The workers were demanding more mining concessions with less stringent environmental rules.

“Our natural resources belong to the people, which is why I call brother Illanes a hero in the defense of our natural resources,” Morales told local media, calling for a three-day period of mourning.

Illanes had traveled to Panduro to negotiate with the miners. His body was found in the early morning by the side of the highway that connects La Paz with the city of Oruro, wrapped in a blanket, said Edwin Blanco, the prosecutor in charge of the investigation.

“The cause of death was basically bleeding in the brain. Ribs were also broken,” Blanco told reporters.

Morales said the protests and Illanes’ death looked to be part of a “political conspiracy rather than a legitimate social claim” made by the miners.
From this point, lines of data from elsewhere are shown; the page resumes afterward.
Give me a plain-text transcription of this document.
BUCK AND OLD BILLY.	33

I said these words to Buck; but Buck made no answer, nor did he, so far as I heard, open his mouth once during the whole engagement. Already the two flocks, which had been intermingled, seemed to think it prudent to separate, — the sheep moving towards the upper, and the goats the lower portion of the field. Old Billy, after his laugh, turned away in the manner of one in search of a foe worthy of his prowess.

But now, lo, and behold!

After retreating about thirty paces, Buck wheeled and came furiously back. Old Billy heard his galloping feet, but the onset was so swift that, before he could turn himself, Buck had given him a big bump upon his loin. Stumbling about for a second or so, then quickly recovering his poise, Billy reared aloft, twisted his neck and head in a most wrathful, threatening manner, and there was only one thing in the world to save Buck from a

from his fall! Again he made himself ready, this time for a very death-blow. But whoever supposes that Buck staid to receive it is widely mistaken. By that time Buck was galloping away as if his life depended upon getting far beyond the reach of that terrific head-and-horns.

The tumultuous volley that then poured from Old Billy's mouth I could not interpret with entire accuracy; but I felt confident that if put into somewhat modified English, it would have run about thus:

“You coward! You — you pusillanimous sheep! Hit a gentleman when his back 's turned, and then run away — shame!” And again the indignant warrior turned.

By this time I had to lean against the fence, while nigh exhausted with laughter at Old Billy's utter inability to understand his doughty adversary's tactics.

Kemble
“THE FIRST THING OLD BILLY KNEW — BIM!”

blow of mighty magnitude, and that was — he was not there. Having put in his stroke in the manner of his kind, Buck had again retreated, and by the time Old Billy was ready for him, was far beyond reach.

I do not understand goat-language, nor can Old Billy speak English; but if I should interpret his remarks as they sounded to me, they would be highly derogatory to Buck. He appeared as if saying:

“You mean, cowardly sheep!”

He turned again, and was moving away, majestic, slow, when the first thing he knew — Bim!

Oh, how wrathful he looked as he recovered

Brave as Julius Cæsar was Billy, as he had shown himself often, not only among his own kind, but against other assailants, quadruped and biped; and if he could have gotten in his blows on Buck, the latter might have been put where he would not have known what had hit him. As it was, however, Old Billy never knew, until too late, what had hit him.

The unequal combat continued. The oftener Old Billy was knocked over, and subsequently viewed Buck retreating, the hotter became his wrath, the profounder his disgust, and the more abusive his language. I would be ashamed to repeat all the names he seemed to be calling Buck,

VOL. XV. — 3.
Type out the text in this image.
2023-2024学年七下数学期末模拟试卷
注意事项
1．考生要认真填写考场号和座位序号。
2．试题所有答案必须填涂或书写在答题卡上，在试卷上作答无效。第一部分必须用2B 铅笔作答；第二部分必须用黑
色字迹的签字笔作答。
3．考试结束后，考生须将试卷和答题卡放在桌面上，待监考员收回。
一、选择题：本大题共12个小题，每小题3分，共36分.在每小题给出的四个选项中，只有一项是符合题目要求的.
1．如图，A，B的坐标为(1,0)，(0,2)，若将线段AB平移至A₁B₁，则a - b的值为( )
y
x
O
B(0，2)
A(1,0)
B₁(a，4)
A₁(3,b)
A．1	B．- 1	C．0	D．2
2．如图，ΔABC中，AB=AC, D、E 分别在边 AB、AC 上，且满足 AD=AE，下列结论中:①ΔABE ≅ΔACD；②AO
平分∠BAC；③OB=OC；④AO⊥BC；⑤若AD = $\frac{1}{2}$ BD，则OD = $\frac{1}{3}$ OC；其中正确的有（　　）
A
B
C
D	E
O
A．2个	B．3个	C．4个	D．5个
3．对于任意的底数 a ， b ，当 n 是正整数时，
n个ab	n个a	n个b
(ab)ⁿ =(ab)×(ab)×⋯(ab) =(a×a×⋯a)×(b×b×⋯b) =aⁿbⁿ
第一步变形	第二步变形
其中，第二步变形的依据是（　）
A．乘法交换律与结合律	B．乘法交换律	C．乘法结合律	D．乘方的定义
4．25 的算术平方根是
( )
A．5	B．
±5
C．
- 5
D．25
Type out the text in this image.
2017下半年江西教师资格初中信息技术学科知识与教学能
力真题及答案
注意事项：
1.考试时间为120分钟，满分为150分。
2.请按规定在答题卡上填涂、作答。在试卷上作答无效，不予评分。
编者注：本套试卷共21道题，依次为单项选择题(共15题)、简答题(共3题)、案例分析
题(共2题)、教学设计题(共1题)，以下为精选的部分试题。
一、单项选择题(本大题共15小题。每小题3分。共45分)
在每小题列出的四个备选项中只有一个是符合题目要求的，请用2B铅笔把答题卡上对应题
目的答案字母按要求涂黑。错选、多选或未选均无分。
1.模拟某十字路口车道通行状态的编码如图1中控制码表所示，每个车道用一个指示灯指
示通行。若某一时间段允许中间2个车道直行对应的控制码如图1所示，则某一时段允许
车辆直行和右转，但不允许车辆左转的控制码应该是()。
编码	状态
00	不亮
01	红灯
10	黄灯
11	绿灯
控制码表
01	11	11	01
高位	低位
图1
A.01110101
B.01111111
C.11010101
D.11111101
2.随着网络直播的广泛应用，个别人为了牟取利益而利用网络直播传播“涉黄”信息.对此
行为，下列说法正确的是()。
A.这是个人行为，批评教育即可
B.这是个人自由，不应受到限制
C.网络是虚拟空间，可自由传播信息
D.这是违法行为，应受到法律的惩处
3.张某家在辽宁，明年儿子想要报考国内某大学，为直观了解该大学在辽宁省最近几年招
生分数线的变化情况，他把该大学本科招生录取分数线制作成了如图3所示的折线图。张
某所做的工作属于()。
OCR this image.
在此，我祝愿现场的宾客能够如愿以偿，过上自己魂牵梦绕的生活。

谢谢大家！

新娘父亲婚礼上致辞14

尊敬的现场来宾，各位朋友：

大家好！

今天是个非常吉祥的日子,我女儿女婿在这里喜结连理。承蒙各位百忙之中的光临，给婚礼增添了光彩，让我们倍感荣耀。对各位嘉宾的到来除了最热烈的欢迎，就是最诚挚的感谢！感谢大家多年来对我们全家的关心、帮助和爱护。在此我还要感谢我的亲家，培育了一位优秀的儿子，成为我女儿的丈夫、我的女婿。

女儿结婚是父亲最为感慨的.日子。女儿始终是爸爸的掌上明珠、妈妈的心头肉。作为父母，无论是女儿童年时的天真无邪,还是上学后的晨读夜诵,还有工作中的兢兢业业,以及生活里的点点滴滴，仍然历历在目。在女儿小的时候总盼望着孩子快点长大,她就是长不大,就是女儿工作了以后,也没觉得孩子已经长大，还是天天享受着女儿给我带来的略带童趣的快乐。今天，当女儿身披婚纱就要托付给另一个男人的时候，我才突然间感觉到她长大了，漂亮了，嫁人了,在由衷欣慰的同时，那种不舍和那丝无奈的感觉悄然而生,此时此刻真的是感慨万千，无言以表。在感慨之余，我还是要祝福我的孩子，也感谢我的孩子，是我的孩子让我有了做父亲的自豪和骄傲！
Morales, an ex-coca grower, nationalized Bolivia’s resources sector after taking power in 2006, initially winning plaudits for plowing the profits into welfare programs.

But his government has been dogged by accusations of cronyism and authoritarianism in recent years. Some labor unions have soured on him as falling commodity prices have crimped spending.

The Panduro protest turned violent this week after a highway was blockaded. Two workers were killed on Wednesday after police fired shots. The government said 17 police officers had been wounded.

Bolivia’s Panduro area has zinc, gold and silver mines. Most of the country’s miners, including those involved in the protests, work in cooperatives. Unlike neighboring Peru and Chile, there are few foreign-owned mining companies.